Aunque se asume que existe cierta predisposición a desarrollar diabetes, enfermedades autoinmunes o cáncer, en realidad se considera que, en una proporción del 70-90%, los factores responsables de la aparición de una enfermedad están determinados por la expresión génica o epigenética, y no por el gen en sí. Así, el entorno (respectivamente – dieta, estilo de vida, exposición a toxinas, determinadas infecciones, manejo del estrés y de las emociones), es el que modela y controla permanentemente la expresión genética.

En conclusión, no debemos vivir con miedo a la herencia genética, ¡sino comenzar a tomar el control de nuestra salud!

“Traté de mantenerme a dieta, como más sano, me abstengo, pero no tiene ningún efecto”

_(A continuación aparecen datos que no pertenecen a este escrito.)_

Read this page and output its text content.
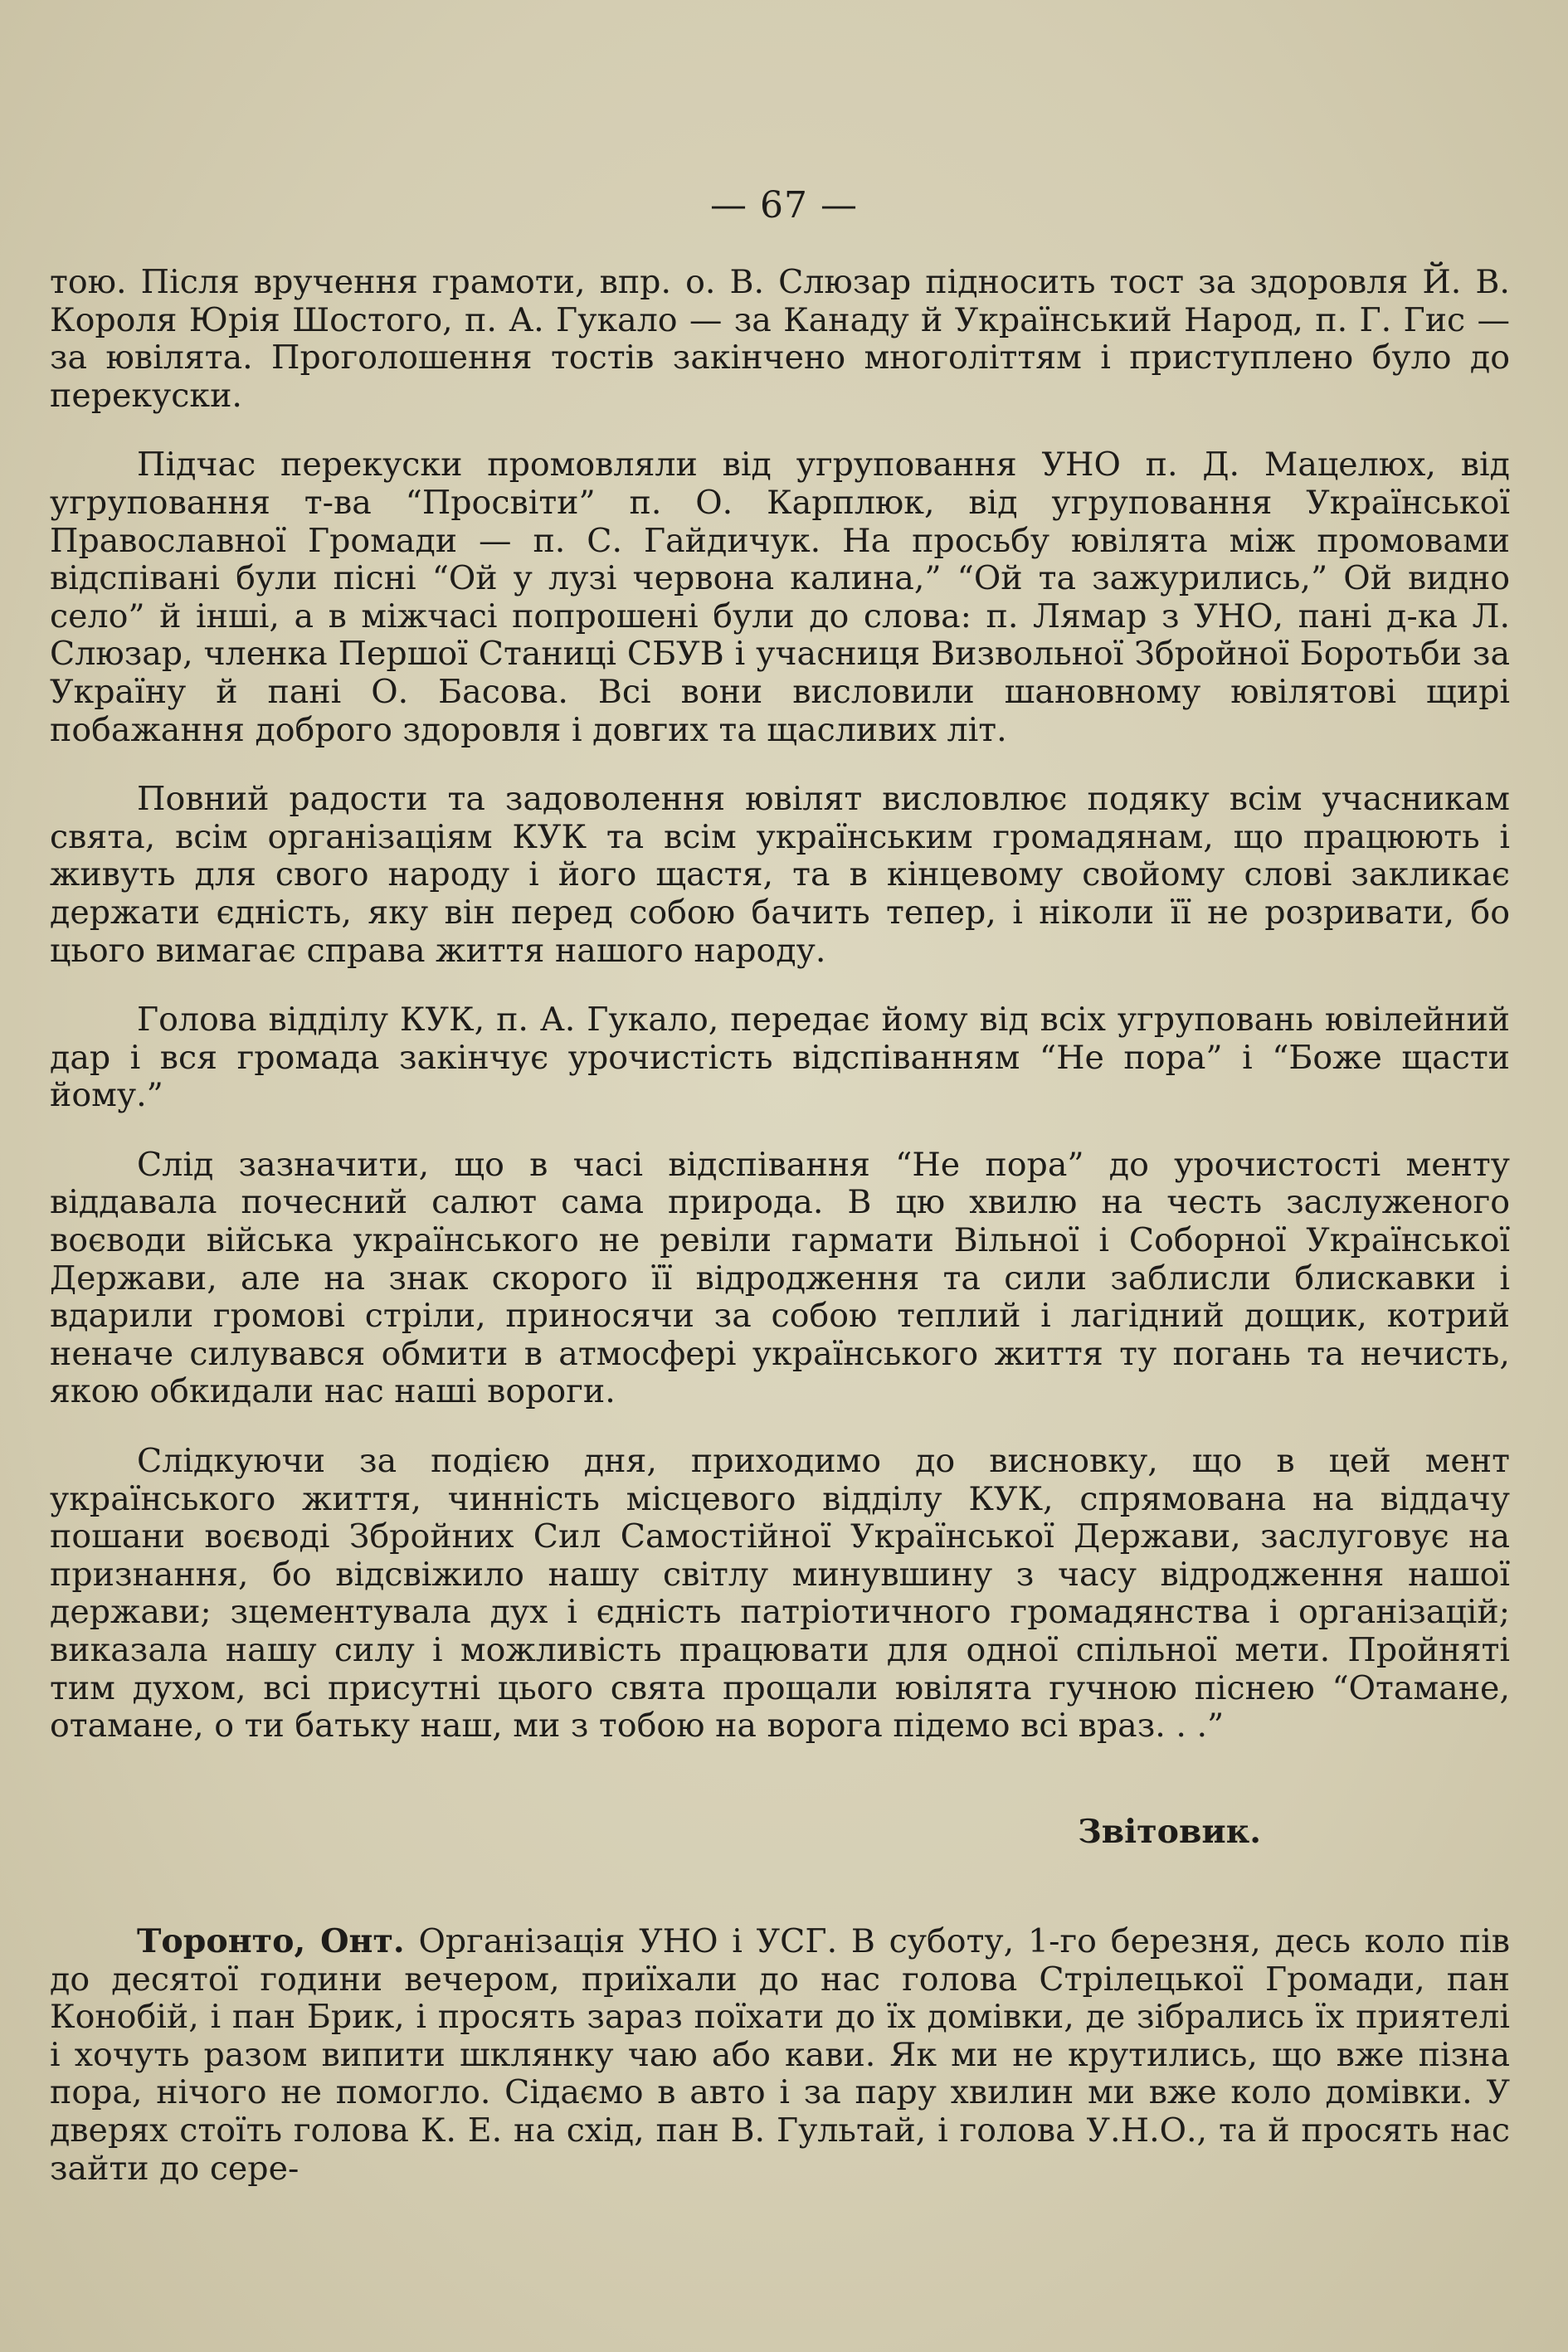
— 67 —

тою. Після вручення грамоти, впр. о. В. Слюзар підносить тост за здоровля Й. В. Короля Юрія Шостого, п. А. Гукало — за Канаду й Український Народ, п. Г. Гис — за ювілята. Проголошення тостів закінчено многоліттям і приступлено було до перекуски.

Підчас перекуски промовляли від угруповання УНО п. Д. Мацелюх, від угруповання т-ва “Просвіти” п. О. Карплюк, від угруповання Української Православної Громади — п. С. Гайдичук. На просьбу ювілята між промовами відспівані були пісні “Ой у лузі червона калина,” “Ой та зажурились,” Ой видно село” й інші, а в міжчасі попрошені були до слова: п. Лямар з УНО, пані д-ка Л. Слюзар, членка Першої Станиці СБУВ і учасниця Визвольної Збройної Боротьби за Україну й пані О. Басова. Всі вони висловили шановному ювілятові щирі побажання доброго здоровля і довгих та щасливих літ.

Повний радости та задоволення ювілят висловлює подяку всім учасникам свята, всім організаціям КУК та всім українським громадянам, що працюють і живуть для свого народу і його щастя, та в кінцевому свойому слові закликає держати єдність, яку він перед собою бачить тепер, і ніколи її не розривати, бо цього вимагає справа життя нашого народу.

Голова відділу КУК, п. А. Гукало, передає йому від всіх угруповань ювілейний дар і вся громада закінчує урочистість відспіванням “Не пора” і “Боже щасти йому.”

Слід зазначити, що в часі відспівання “Не пора” до урочистості менту віддавала почесний салют сама природа. В цю хвилю на честь заслуженого воєводи війська українського не ревіли гармати Вільної і Соборної Української Держави, але на знак скорого її відродження та сили заблисли блискавки і вдарили громові стріли, приносячи за собою теплий і лагідний дощик, котрий неначе силувався обмити в атмосфері українського життя ту погань та нечисть, якою обкидали нас наші вороги.

Слідкуючи за подією дня, приходимо до висновку, що в цей мент українського життя, чинність місцевого відділу КУК, спрямована на віддачу пошани воєводі Збройних Сил Самостійної Української Держави, заслуговує на признання, бо відсвіжило нашу світлу минувшину з часу відродження нашої держави; зцементувала дух і єдність патріотичного громадянства і організацій; виказала нашу силу і можливість працювати для одної спільної мети. Пройняті тим духом, всі присутні цього свята прощали ювілята гучною піснею “Отамане, отамане, о ти батьку наш, ми з тобою на ворога підемо всі враз. . .”

Звітовик.

Торонто, Онт. Організація УНО і УСГ. В суботу, 1-го березня, десь коло пів до десятої години вечером, приїхали до нас голова Стрілецької Громади, пан Конобій, і пан Брик, і просять зараз поїхати до їх домівки, де зібрались їх приятелі і хочуть разом випити шклянку чаю або кави. Як ми не крутились, що вже пізна пора, нічого не помогло. Сідаємо в авто і за пару хвилин ми вже коло домівки. У дверях стоїть голова К. Е. на схід, пан В. Гультай, і голова У.Н.О., та й просять нас зайти до сере-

Salvo en unos pocos casos en los que, debido a factores ocultos o menos visibles, comer bien no resuelve o mejora los problemas de salud o de peso, en la mayoría de las situaciones, las personas en cuestión tienen una idea errónea sobre la alimentación saludable. Así, aunque realicen un esfuerzo real, no produce los cambios deseados en cuanto a su salud o figura.

Muchas veces, cuando traté de conocer con más detalle cuáles eran las medidas aplicadas, encontré que o no eran correctas o no se aplicaban correctamente, la mayoría de las veces hubo errores de estilo de vida y de alimentación que impidieron obtener los efectos positivos de la “régimen” o “abstención”.

Además, la curación o la pérdida de peso no se trata solo de dieta y ejercicio, como muchas personas creen. Es importante el estado mental y espiritual de la persona, las relaciones con los seres queridos, la autoestima, el estrés y ciertos desequilibrios más profundos, que juegan un papel sumamente importante en la ecuación de la salud completa.

“Si tengo que comer sano, no puedo comer nada”

Lo parece a primera vista, porque muchos de nuestros platos o alimentos favoritos que nos gustan son poco saludables, poco nutritivos o indigestos. Pero eso no significa que no haya muchos otros alimentos que podamos comer. Muchas personas tienen la impresión de que si abandonan los alimentos a los que están acostumbrados, no tendrán nada que comer. Sin embargo, existen suficientes opciones para combinar alimentos saludables y no debes renunciar a la alegría del gusto y el placer de comer. Solo tienes que hacer un pequeño esfuerzo para averiguar cuáles son estas opciones y cómo prepararlas.